Un groupe qui vient de Sheffield (la ville de Pulp) et produit par un des membres (de Pulp), tout de suite, ça inspire un peu de sympathie, voire de confiance. La note d’intention qui mélange référence cinématographique et pop énergique façon Blondie avec une grosse dose de punk joyeux fait même saliver. Le résultat est à la hauteur des attentes : immense. Du rock carré, simple, efficace, avec des guitares et une batterie qui cogne. Jamais de bruit, non, juste une puissance qui ravit, fait bondir et enchante. On se retrouve tout ronronnant de bonheur à l’écoute de perles telles que Once and Never Again ou Giddy Stratospheres. The Long Blondes c’est aussi la révélation d’une chanteuse qui ira loin, Kate Jackson, qui offre griffes et sucreries avec générosité.

        Lorsque l’ambiance se fait plus vindicative ou rétive, comme sur Only Lovers Left Alive ou In The Company of Women, on tremble, il y a de la revanche chez la demoiselle, une colère rentrée qui se cache sous les oripeaux de l’innocence. Bon sang, c’est bien sûr, c’est une femme fatale ! Qui galope comme une gamine sur Separated By Motorways avant de nous la jouer femme expérimentée et désabusée, magnifique dans sa décadence sur le chef-d’œuvre du disque, Week-end Without Make-up. Dans la grande tradition des rockeuses de charme, Kate Jackson finit son show sur le très explicite Knife For The Girls. La révélation est délicieuse, à force de se réjouir de la déconstruction et du grand retour de l’épique, on avait presque oublié qu’on pouvait faire élémentaire sans être sommaire.

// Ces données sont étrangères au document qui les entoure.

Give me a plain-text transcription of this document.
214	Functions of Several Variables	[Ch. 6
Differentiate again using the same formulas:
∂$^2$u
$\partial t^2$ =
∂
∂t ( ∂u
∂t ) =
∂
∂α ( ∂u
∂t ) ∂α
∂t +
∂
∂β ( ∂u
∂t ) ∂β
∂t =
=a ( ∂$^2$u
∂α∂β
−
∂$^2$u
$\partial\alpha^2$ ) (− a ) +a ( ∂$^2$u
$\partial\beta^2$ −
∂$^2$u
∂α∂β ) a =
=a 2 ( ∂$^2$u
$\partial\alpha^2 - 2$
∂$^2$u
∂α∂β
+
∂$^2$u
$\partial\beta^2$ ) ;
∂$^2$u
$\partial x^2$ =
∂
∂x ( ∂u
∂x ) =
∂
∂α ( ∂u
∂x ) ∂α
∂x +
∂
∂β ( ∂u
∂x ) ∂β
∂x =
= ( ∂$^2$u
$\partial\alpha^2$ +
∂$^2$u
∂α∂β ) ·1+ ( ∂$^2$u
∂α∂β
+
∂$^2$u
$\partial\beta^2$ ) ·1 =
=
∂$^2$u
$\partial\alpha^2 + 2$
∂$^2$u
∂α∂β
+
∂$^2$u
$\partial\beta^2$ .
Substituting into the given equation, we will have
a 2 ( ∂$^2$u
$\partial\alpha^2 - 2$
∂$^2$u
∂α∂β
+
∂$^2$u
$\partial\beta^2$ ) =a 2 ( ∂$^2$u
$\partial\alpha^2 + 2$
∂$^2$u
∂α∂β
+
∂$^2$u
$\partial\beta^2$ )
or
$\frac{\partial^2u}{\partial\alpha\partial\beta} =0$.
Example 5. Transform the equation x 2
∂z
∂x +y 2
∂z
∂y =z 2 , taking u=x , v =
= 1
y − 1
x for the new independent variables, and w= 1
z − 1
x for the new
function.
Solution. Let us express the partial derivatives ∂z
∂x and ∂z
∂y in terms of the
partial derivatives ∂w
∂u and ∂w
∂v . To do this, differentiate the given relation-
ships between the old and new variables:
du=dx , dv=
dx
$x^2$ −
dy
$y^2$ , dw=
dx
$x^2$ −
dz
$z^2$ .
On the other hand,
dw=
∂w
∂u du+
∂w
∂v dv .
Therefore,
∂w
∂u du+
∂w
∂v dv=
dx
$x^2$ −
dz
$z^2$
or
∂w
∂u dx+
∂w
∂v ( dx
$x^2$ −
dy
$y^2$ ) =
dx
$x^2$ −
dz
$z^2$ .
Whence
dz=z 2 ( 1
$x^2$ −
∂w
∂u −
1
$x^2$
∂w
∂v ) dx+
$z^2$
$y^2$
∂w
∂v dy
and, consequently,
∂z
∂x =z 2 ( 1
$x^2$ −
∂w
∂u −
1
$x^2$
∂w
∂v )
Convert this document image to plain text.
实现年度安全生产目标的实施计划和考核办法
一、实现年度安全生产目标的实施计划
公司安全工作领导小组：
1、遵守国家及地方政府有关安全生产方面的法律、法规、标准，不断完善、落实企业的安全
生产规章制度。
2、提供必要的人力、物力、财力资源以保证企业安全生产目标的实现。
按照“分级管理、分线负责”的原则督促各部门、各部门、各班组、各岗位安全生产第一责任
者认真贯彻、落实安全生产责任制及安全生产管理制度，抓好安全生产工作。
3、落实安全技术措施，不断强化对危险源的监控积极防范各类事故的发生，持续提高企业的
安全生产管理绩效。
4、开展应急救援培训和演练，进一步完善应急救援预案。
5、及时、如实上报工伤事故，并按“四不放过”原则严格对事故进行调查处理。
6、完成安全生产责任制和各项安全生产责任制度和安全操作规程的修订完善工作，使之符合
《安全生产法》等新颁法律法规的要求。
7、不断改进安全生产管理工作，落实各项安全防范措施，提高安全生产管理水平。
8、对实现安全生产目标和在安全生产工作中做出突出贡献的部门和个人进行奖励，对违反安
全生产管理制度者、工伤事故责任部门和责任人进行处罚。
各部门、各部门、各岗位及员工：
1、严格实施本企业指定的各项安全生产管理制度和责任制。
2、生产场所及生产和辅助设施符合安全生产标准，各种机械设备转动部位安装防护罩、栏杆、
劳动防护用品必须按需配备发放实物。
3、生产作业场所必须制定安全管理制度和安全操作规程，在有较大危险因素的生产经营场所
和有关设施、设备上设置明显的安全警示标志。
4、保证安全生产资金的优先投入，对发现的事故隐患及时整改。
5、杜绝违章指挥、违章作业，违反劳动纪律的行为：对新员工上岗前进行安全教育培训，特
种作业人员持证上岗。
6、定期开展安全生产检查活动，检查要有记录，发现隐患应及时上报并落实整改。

       Lorsque Kate Jackson monte sur scène on se dit qu’elle incarne la parfaite poupée rock. Elle n’est pas bien grande, elle n’est pas sublime, mais elle a la classe. On le sait, elle est fan de Jarvis Cocker au point d’avoir souhaité faire ses études à Sheffield (la ville de Jarvis et de Pulp). Elle a retenu des leçons du Cocker et en impose sur scène avec trois fois rien et surtout une voix à tomber par terre. Elle a l’air terriblement jeune, pourtant elle n’a qu’une petite année de moins que votre serviteur. On lui donnerait 19 ans, bien qu’elle ne cesse de chanter que cet âge est depuis longtemps révolu pour elle. Son public, par contre, est en plein dedans. Pour certaines demoiselles, il s’agit probablement de leur premier concert de rock, ce soir là, à la Maroquinerie de Paris.

        Et bon sang que les Long Blondes tapent dur. L’énergie sur scène est de la pure power pop. Et les chansons complexes de Couples, ce deuxième album « risqué », n’en ressortent que grandies. Round The Hairpin, le cœur plein de circonvolutions du disque, s’achève en plein Sonic Youth. Du beau bruit, qui fait du bien aux oreilles. Les hymnes en puissance explosent grâce à l’organe de Kate Jackson. Guilt, I Liked the Boys, Here Comes the Serious Bit sont tous parfaits. Dans ces instants, Couples n’a rien à envier à l’énergie primitive de Someone To Drive You Home.

        Ce second album est immédiatement frappant, mais plus long  à s’apprivoiser. Il n’y a plus seulement la qualité d’écriture, avec les refrains à 200 à l’heure. Il y a une vraie beauté, déjà évidente dans les Weekend Without Make Up et autres You Could Have Both du premier opus. Century, dans sa progression, voisine avec Pulp. Too Clever by Half frôle le sublime quand les aigües de Kate Jackson viennent imiter Debbie Harry sur un rythme de disco désabusé. Nostalgia ouvre de nouvelles portes au groupe, avec ses promesses de ballade perdue. Enfin, I’m Going To Hell fusionne sensibilité et dynamisme.

        Couples, c’est le fameux « album de transition », celui où un groupe essaie de faire autre chose que ce qui a fait la réussite de leur premier effort. Sans pour autant décevoir les fans. Sur ce point, pas sûr que les Long Blondes aient totalement réussi leur coup. Durant le concert, une partie du public, sensiblement la plus jeune, est restée un peu tétanisée. Il y a pourtant de la fontaine de jouvence ici. Sans doute une part du secret de beauté de Kate Jackson. La poupée rock, clinquante et brisée, trop jolie pour être parfaite, d’autant plus séduisante. Exactement à l’image de sa musique.